De acordo com o advogado Bernardo Diogo de Vasconcelos, a liminar abre um precedente para que outros motoristas também consigam o mandado de segurança para atuar na capital mineira. Segundo o ele, mais de 400 prestadores cadastrados no Uber estão na fila para que ele entre com um pedido semelhante na Justiça.

Decisão

O magistrado entendeu que a atividade não pode ser considerada clandestina por nenhuma lei existente que regulamenta o transporte público, pois não se trata de uma atividade pública, e sim particular. "O serviço é de natureza privada. E esse tipo de atividade existe muito anterior ao aplicativo", confirma Vasconcelos.

O beneficiado exerce atividade econômica de transporte privado individual de passageiros há mais de dez anos e possui CNH profissional.

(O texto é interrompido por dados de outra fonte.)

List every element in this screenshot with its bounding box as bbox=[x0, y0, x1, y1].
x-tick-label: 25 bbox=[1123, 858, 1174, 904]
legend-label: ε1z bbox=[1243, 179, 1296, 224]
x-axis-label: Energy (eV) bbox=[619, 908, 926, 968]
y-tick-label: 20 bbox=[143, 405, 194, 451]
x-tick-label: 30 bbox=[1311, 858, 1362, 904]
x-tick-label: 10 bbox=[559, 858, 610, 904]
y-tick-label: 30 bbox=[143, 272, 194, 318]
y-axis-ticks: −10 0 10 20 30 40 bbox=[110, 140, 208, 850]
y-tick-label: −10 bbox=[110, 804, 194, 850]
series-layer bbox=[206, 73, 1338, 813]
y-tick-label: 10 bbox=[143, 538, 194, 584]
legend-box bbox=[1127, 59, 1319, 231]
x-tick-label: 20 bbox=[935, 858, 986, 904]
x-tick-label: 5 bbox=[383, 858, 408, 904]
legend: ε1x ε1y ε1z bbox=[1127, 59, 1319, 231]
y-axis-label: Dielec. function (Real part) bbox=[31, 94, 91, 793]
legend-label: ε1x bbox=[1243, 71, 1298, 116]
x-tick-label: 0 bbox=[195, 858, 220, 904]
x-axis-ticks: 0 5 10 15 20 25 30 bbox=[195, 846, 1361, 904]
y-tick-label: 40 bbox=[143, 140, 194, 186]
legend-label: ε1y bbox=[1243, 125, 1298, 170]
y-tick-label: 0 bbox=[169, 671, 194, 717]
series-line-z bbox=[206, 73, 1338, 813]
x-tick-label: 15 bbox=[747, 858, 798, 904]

O advogado explicou ainda que a ação deve ser impetrada individualmente, já que não se trata de uma categoria orientada e organizada por um sindicato ou associação. "Não há uma representatividade de classe, portanto, vamos ter que pedir um por um".

Na ação, o juiz determina que as autoridades apontadas como coautora seja notificada para que nenhuma autuação contra o autor beneficiado seja cumprida. Foi dado o prazo de dez dias para que os impetrados se manifestem, caso achem necessário.  

Lei

De autoria do Executivo, a lei 10.900 foi sancionada pelo prefeito Marcio Lacerda em 8 de janeiro, mas depende de regulamentação. Na prática, ela proíbe o funcionamento do Uber tal como é hoje. Para operar na capital, o aplicativo terá que ser administrado por uma empresa com registro na cidade, e os motoristas deverão ter cadastro na BHTrans.

Ainda tramita na Câmara Municipal um projeto de lei de Pablito que pretende regulamentar os aplicativos que fornecem serviço de transporte individual de passageiros, sem descaracterizá-los.